QUATRO PRODUTORES que integravam a Cooxupé (Cooperativa Regional de Cafeicultores em Guaxupé), a maior cooperativa de café arábica do mundo, tiveram seus nomes incluídos na Lista Suja do trabalho escravo, atualizada pelo MTE (Ministério do Trabalho e Emprego) no último dia 9. Os cafeicultores foram incluídos no cadastro após a fiscalização identificar um total de 36 trabalhadores, entre eles um adolescente, submetidos a condições análogas à escravidão em propriedades de Minas Gerais.

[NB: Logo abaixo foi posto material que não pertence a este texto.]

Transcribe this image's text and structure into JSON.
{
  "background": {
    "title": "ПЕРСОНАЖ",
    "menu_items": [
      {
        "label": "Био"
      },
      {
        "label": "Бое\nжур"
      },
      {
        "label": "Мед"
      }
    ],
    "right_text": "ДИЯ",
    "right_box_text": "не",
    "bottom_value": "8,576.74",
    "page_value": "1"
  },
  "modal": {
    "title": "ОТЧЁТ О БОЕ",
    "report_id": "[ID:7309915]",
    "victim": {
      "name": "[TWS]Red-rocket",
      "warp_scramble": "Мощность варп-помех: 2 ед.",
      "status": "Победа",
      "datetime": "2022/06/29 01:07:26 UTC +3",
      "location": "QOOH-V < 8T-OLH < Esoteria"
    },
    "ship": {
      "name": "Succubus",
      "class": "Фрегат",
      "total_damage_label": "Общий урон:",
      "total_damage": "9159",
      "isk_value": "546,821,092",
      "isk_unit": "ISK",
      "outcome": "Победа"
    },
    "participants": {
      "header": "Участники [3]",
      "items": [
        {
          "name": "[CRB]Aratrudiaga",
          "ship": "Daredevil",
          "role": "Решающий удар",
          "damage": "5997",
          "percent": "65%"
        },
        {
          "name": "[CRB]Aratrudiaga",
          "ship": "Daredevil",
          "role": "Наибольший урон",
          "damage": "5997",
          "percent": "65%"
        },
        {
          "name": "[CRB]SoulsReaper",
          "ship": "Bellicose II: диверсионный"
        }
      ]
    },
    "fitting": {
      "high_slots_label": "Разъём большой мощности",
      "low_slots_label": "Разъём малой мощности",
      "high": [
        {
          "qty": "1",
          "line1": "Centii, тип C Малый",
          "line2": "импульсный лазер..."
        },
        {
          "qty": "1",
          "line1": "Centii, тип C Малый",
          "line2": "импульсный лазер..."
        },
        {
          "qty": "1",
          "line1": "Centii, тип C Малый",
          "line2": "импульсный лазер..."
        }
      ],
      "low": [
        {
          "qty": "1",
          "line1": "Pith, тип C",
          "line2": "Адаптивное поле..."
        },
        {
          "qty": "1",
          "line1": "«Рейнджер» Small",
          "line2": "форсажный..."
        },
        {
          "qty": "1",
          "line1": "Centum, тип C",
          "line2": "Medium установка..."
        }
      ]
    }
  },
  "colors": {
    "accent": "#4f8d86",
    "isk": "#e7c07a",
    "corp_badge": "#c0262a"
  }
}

As fiscalizações trabalhistas nas propriedades de cooperados da Cooxupé ocorreram entre junho de 2023 e julho de 2024. Nos quatro casos, o MTE identificou que os trabalhadores atuavam sem registro formal de trabalho, viviam em alojamentos precários e não tinham o a água potável.
A Cooxupé informou, por meio de nota, que, ao tomar ciência da publicação da Lista Suja, fez o bloqueio preventivo dos cooperados listados, a “interrupção imediata” do recebimento de café das propriedades envolvidas e a “segregação de eventuais lotes em estoque, buscando assegurar rastreabilidade e integridade dos produtos fornecidos aos clientes”. Leia aqui a nota da Cooxupé na íntegra.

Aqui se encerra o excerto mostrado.